This movie will not be used at "The Actors' Studio" as an example of fine filmography.
Diversion. The opening sequence tempts you to rush outside to puke your popcorn. But, stay and bear it a little longer, because the opener is just a little teaser… you’ll pray that the rest of the movie will get better.
Chaos. While you’re down on your knees, you’ll wonder how four families can all be drawn and quartered by divorce. There’s insanity, ignorance, jealousy, forgiveness, and a primer why you should be generous when communicating with loved ones. The writers of this story forgot that sometimes chaos isn’t funny, it’s just irritating.
Inexplicable. Although they live together, inexplicably neither character has met the other's family. This is even stranger considering their relatives reside just miles away, in various Bay Area suburbs.

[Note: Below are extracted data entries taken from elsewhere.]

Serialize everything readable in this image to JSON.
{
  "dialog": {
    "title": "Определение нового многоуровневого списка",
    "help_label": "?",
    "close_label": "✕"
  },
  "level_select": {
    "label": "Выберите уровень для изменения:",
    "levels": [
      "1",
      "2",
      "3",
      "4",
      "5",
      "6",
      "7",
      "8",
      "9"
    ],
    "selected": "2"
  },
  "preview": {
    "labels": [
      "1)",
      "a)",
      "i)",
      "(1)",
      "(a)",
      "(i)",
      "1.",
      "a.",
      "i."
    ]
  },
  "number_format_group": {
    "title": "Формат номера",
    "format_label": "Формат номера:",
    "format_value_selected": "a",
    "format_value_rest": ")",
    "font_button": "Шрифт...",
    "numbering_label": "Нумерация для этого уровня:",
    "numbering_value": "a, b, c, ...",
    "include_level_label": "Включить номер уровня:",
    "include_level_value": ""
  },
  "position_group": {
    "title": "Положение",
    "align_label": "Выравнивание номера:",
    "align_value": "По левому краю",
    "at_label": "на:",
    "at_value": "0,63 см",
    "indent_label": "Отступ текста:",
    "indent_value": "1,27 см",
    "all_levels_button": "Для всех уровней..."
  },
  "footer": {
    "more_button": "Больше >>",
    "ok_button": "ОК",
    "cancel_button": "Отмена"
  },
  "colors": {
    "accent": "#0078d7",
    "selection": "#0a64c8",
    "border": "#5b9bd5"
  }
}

Humanity. In the slurry of lots of magic-less characters, Jon Voight pulls the rabbit out of the hat as Reese's father by radiating humanity. His heart-to-heart with his daughter shows you what "Four Christmases" could have been.
Warm. The warm moment rises when Vince, his head on straight and reloaded, drives the Range Rover back to Voight’s house for the make-up. Everything works out, and the littlest (Vince and Reese) McVie is born 12 months later.

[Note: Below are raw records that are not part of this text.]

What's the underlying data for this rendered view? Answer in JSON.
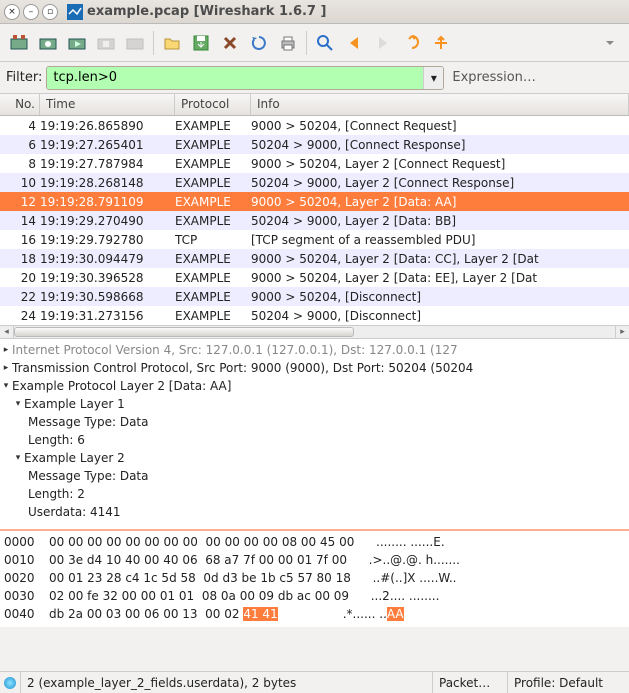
{
  "window": {
    "title": "example.pcap   [Wireshark 1.6.7 ]"
  },
  "filter": {
    "label": "Filter:",
    "value": "tcp.len>0",
    "expression": "Expression…"
  },
  "columns": {
    "no": "No.",
    "time": "Time",
    "protocol": "Protocol",
    "info": "Info"
  },
  "packets": [
    {
      "no": "4",
      "time": "19:19:26.865890",
      "proto": "EXAMPLE",
      "info": "9000 > 50204, [Connect Request]"
    },
    {
      "no": "6",
      "time": "19:19:27.265401",
      "proto": "EXAMPLE",
      "info": "50204 > 9000, [Connect Response]"
    },
    {
      "no": "8",
      "time": "19:19:27.787984",
      "proto": "EXAMPLE",
      "info": "9000 > 50204, Layer 2 [Connect Request]"
    },
    {
      "no": "10",
      "time": "19:19:28.268148",
      "proto": "EXAMPLE",
      "info": "50204 > 9000, Layer 2 [Connect Response]"
    },
    {
      "no": "12",
      "time": "19:19:28.791109",
      "proto": "EXAMPLE",
      "info": "9000 > 50204, Layer 2 [Data: AA]",
      "sel": true
    },
    {
      "no": "14",
      "time": "19:19:29.270490",
      "proto": "EXAMPLE",
      "info": "50204 > 9000, Layer 2 [Data: BB]"
    },
    {
      "no": "16",
      "time": "19:19:29.792780",
      "proto": "TCP",
      "info": "[TCP segment of a reassembled PDU]"
    },
    {
      "no": "18",
      "time": "19:19:30.094479",
      "proto": "EXAMPLE",
      "info": "9000 > 50204, Layer 2 [Data: CC], Layer 2 [Dat"
    },
    {
      "no": "20",
      "time": "19:19:30.396528",
      "proto": "EXAMPLE",
      "info": "9000 > 50204, Layer 2 [Data: EE], Layer 2 [Dat"
    },
    {
      "no": "22",
      "time": "19:19:30.598668",
      "proto": "EXAMPLE",
      "info": "9000 > 50204, [Disconnect]"
    },
    {
      "no": "24",
      "time": "19:19:31.273156",
      "proto": "EXAMPLE",
      "info": "50204 > 9000, [Disconnect]"
    }
  ],
  "tree": {
    "l0": "Internet Protocol Version 4, Src: 127.0.0.1 (127.0.0.1), Dst: 127.0.0.1 (127",
    "l1": "Transmission Control Protocol, Src Port: 9000 (9000), Dst Port: 50204 (50204",
    "l2": "Example Protocol Layer 2 [Data: AA]",
    "l3": "Example Layer 1",
    "l4": "Message Type: Data",
    "l5": "Length: 6",
    "l6": "Example Layer 2",
    "l7": "Message Type: Data",
    "l8": "Length: 2",
    "l9": "Userdata: 4141"
  },
  "hex": {
    "r0o": "0000",
    "r0h": "00 00 00 00 00 00 00 00  00 00 00 00 08 00 45 00",
    "r0a": "........ ......E.",
    "r1o": "0010",
    "r1h": "00 3e d4 10 40 00 40 06  68 a7 7f 00 00 01 7f 00",
    "r1a": ".>..@.@. h.......",
    "r2o": "0020",
    "r2h": "00 01 23 28 c4 1c 5d 58  0d d3 be 1b c5 57 80 18",
    "r2a": "..#(..]X .....W..",
    "r3o": "0030",
    "r3h": "02 00 fe 32 00 00 01 01  08 0a 00 09 db ac 00 09",
    "r3a": "...2.... ........",
    "r4o": "0040",
    "r4h": "db 2a 00 03 00 06 00 13  00 02 ",
    "r4a": ".*...... ..",
    "r4h2": "41 41",
    "r4a2": "AA"
  },
  "status": {
    "left": "2 (example_layer_2_fields.userdata), 2 bytes",
    "mid": "Packet…",
    "right": "Profile: Default"
  }
}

Relief. All the moviegoers who worried that things might not work out were relieved when Vince and Reese entered parenthood. They were also relieved when the end charitably arrived. This is a 3. Some really good outtakes could have made this movie into a 3.5.
9 comments:
So, you really liked this movie, huh?
another gratuitous review dredged up
Is this the movie where Jon Voight paddles a canoe? Was Eddie Arnold or the bandit in it?

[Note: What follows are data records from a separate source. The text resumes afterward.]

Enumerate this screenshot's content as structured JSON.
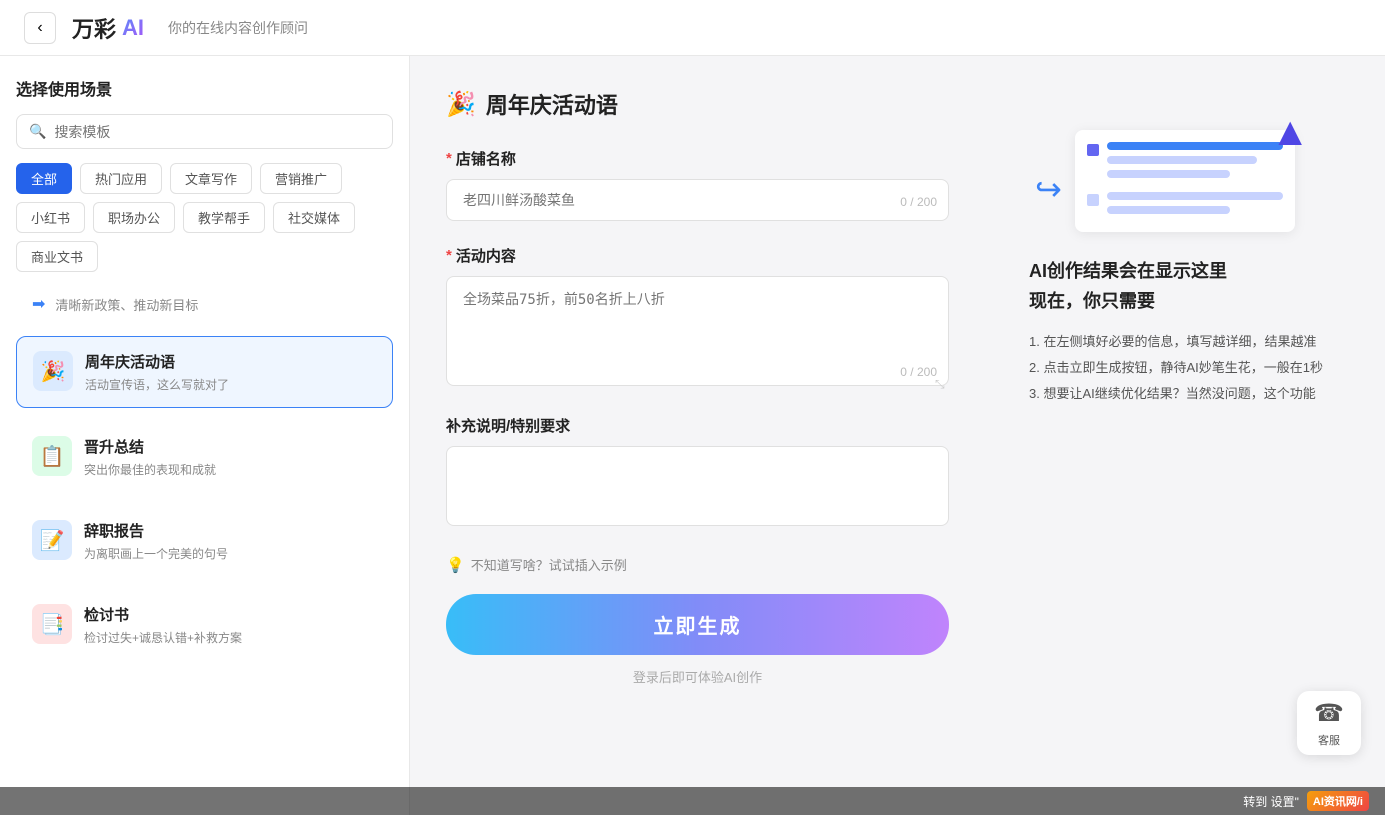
{
  "header": {
    "back_label": "‹",
    "logo_text": "万彩",
    "logo_ai": "AI",
    "subtitle": "你的在线内容创作顾问"
  },
  "sidebar": {
    "title": "选择使用场景",
    "search_placeholder": "搜索模板",
    "tags": [
      {
        "label": "全部",
        "active": true
      },
      {
        "label": "热门应用",
        "active": false
      },
      {
        "label": "文章写作",
        "active": false
      },
      {
        "label": "营销推广",
        "active": false
      },
      {
        "label": "小红书",
        "active": false
      },
      {
        "label": "职场办公",
        "active": false
      },
      {
        "label": "教学帮手",
        "active": false
      },
      {
        "label": "社交媒体",
        "active": false
      },
      {
        "label": "商业文书",
        "active": false
      }
    ],
    "top_item": {
      "text": "清晰新政策、推动新目标"
    },
    "items": [
      {
        "icon": "🎉",
        "icon_style": "blue",
        "title": "周年庆活动语",
        "desc": "活动宣传语，这么写就对了",
        "selected": true
      },
      {
        "icon": "📋",
        "icon_style": "green",
        "title": "晋升总结",
        "desc": "突出你最佳的表现和成就",
        "selected": false
      },
      {
        "icon": "📝",
        "icon_style": "blue",
        "title": "辞职报告",
        "desc": "为离职画上一个完美的句号",
        "selected": false
      },
      {
        "icon": "📑",
        "icon_style": "red",
        "title": "检讨书",
        "desc": "检讨过失+诚恳认错+补救方案",
        "selected": false
      }
    ]
  },
  "form": {
    "title": "周年庆活动语",
    "title_icon": "🎉",
    "fields": [
      {
        "label": "店铺名称",
        "required": true,
        "placeholder": "老四川鲜汤酸菜鱼",
        "type": "input",
        "char_count": "0 / 200"
      },
      {
        "label": "活动内容",
        "required": true,
        "placeholder": "全场菜品75折，前50名折上八折",
        "type": "textarea",
        "char_count": "0 / 200"
      },
      {
        "label": "补充说明/特别要求",
        "required": false,
        "placeholder": "",
        "type": "textarea_short",
        "char_count": ""
      }
    ],
    "hint_text": "不知道写啥？试试插入示例",
    "generate_button": "立即生成",
    "generate_hint": "登录后即可体验AI创作"
  },
  "right_panel": {
    "ai_hint_title": "AI创作结果会在显示这里",
    "ai_hint_subtitle": "现在，你只需要",
    "steps": [
      "1. 在左侧填好必要的信息，填写越详细，结果越准",
      "2. 点击立即生成按钮，静待AI妙笔生花，一般在1秒",
      "3. 想要让AI继续优化结果？当然没问题，这个功能"
    ]
  },
  "customer_service": {
    "icon": "☎",
    "label": "客服"
  },
  "watermark": {
    "prefix": "转到 设置\"",
    "logo": "AI资讯网/i"
  }
}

I hope somebody else reviews this movie. This review is skank.
Funny. Did you leave out funny on purpose? Is that spinning?
Movie reviews on this site have gone down the crap hole. It's no longer a source for thousands of devotees to determine their Friday plans.
Why are you reading this blog if you have Friday Plans? Or for that matter, any plans at all?
I'd have paid $6.50 to read this review before I motored over to the Cineplex. As it is, I also paid ten bucks for popcorn and Hawaiian punch. Keep up the movie money wasting prevention campaign.
this 3 took in 30 million bucks last weekend.